La dupla David Ayer y Jason Statham vuelven a unir fuerzas tras The Beekeeper (David Ayer, 2024), una propuesta de acción en la que Statham era un apicultor al que unos tipos muy malos cabrean y, por lo tanto, recurre a sus habilidades adquiridas en su pasado como espía para darles caza y liarse a palos. Este año nos traen A Working Man (David Ayer, 2025), una propuesta en la que Statham hace de un obrero al que unos tipos muy malos cabrean y, por lo tanto, se ve obligado a recurrir a sus habilidades adquiridas en pasado como militar para liarse a palos. En esta ocasión, al principio de la peli, el personaje de Statham se pone un casco de obrero, así que ya es totalmente distinto a The Beekeper, que no se diga.
Bromas aparte, es evidente que ir a ver A Working Man es una decisión cuyo devenir no depara muchas sorpresas, una apuesta segura para aquel que va a lo que va: a ver al actor británico, que otrora fuera saltador olímpico (participó en las olimpiadas de Barcelona de 1992), yendo de tío duro, pegando a peña y soltando frases como “yo no me fío de la gente, yo me fío de la biología” (si es que hasta da para reflexiones filosóficas).
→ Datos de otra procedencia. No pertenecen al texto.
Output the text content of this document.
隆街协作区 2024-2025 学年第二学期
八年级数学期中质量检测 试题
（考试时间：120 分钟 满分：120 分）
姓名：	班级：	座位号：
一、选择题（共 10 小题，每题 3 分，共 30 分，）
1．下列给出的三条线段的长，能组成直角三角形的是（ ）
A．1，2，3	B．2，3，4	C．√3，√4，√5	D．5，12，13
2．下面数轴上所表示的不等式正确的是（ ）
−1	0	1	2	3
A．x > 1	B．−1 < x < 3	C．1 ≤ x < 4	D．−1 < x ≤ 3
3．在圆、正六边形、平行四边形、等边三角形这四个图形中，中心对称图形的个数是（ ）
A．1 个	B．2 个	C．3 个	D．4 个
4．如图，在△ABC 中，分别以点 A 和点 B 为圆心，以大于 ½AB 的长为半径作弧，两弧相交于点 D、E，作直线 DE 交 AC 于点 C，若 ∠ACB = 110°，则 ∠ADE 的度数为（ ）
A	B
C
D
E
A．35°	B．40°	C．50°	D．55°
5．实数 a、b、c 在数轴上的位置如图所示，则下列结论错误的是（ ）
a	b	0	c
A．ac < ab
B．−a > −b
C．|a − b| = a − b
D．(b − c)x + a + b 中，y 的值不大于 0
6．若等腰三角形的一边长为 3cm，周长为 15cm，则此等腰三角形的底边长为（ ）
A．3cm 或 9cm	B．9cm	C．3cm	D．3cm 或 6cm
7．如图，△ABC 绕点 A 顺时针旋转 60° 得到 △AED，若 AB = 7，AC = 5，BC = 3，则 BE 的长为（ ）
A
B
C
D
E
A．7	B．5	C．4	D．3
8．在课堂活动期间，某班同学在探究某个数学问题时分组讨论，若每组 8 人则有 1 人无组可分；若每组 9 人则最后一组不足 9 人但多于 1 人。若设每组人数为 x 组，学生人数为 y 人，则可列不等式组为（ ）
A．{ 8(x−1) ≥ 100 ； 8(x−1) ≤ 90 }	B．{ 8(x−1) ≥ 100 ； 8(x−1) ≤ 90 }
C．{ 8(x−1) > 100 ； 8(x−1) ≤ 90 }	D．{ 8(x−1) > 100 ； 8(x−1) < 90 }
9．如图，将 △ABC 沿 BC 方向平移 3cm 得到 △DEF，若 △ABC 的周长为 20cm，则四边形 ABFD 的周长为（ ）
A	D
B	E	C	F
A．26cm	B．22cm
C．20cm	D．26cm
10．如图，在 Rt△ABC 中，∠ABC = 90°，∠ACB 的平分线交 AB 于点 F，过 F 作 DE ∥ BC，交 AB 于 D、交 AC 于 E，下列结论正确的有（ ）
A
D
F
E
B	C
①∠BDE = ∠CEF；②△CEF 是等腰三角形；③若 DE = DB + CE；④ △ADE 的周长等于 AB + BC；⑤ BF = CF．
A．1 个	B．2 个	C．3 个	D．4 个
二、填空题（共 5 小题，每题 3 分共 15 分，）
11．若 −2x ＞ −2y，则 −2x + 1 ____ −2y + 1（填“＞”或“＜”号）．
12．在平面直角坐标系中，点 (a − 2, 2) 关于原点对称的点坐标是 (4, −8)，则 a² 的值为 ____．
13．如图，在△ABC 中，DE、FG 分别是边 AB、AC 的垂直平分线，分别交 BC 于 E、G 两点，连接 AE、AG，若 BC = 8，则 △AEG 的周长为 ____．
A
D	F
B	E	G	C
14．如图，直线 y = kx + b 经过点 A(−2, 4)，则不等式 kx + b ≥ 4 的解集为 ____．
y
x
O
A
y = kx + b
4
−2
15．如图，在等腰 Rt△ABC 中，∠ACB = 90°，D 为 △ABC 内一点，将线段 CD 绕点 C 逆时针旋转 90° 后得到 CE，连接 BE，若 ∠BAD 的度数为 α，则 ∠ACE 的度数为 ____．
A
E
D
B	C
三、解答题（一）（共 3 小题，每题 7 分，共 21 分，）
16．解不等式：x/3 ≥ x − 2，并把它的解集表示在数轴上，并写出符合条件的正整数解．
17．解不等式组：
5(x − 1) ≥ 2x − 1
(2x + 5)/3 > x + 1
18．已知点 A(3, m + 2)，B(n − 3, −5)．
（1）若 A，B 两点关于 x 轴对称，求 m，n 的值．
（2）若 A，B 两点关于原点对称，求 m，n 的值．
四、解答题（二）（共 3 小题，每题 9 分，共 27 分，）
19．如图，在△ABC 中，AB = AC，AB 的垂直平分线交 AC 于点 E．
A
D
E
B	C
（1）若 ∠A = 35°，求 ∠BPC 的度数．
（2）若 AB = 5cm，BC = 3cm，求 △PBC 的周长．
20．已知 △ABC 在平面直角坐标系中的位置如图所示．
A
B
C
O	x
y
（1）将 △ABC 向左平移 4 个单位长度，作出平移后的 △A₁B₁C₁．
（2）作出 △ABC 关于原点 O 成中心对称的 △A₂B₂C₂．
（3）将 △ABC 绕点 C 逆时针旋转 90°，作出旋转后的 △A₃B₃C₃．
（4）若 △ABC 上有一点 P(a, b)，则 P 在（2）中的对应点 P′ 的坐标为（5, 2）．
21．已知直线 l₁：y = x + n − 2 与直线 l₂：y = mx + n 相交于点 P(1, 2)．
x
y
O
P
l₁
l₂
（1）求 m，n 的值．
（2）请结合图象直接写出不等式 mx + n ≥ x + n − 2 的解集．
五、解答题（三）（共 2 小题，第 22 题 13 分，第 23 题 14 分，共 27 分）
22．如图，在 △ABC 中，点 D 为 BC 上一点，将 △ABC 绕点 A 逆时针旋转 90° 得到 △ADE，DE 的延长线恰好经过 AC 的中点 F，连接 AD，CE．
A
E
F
Ya sea como obrero, apicultor, basurero o un chófer, cuando Jason Statham está en el rol principal siempre encuentra a la escoria humana más detestable sobre la que descargar su ira (o sobre un tiburoncito prehistórico de 23 metros, en el caso de Megalodón (The Meg, Jon Turteltaub, 2018)). En A Working Man, Levon (el protagonista para la ocasión) intenta ganarse la vida trabajando honradamente cuando una mafia secuestra a la persona equivocada: la hija de los García, familia para la que Levon trabaja y con la que guarda una estrecha relación, craso error por parte de los mafiosos. Ligeramente más encarada al thriller que su predecesora con temática de abejas, Levon debe seguirle la pista a los criminales responsables del secuestro, eliminando a todo aquel que se cruce en su investigación al mismo tiempo que es el más guay del patio.
Entre el cliché y la exageración, A Working Man se deja ver como una película sencilla pero cumplidora cuyo metraje sirve principalmente para preparar los elementos que estallan en un tramo final cargado de excesos. Es aquí donde la estética de Ayer, un cierto realismo imbuido de un ligero tono comiquero, impregna los escenarios en los que se dan encuentro mafiosos rusos, moteros con cascos de samurái y psicópatas con ametralladoras enormes. Siendo el argumento de A Working Man más terrenal que la trama de agencias secretas y súper espías de The Beekeper, no faltan los personajes pintorescos y un tanto extravagantes que siguen un funcionamiento arquetípico muy marcado pero que, bajo la dirección de Ayer, y esto es algo a destacar en la filmografía del director, disponen de una personalidad que en esencia es lo que proporciona definición a la película.
Se podría decir, más allá de los mamporros, que hay un subtexto enterrado que comenta sobre el papel esencial de los trabajadores: son la base sobre la que se construye todo y, sin ellos, no existiría una clase alta que goce de las posibilidades que ofrece su ventajosa posición. Incluso, para aquel aventurado que no tema ir demasiado lejos, podría ver retazos de Centauros del desierto (The Searchers, John Ford, 1956), especialmente en un plano que, de haberlo mantenido más tiempo, casi podría haberse considerado un homenaje a la película de John Ford. Lo que está claro es que cualquier posible reflexión sobre la clase obrera o la violencia que pueda tener el filme es lo de menos. Aquí se viene a ver guantazos, y de esos se dan unos cuantos. Aunque, eso sí, me parece imperdonable que Statham no llegue a usar la maza de la que hace gala en el cartel en ninguna pelea.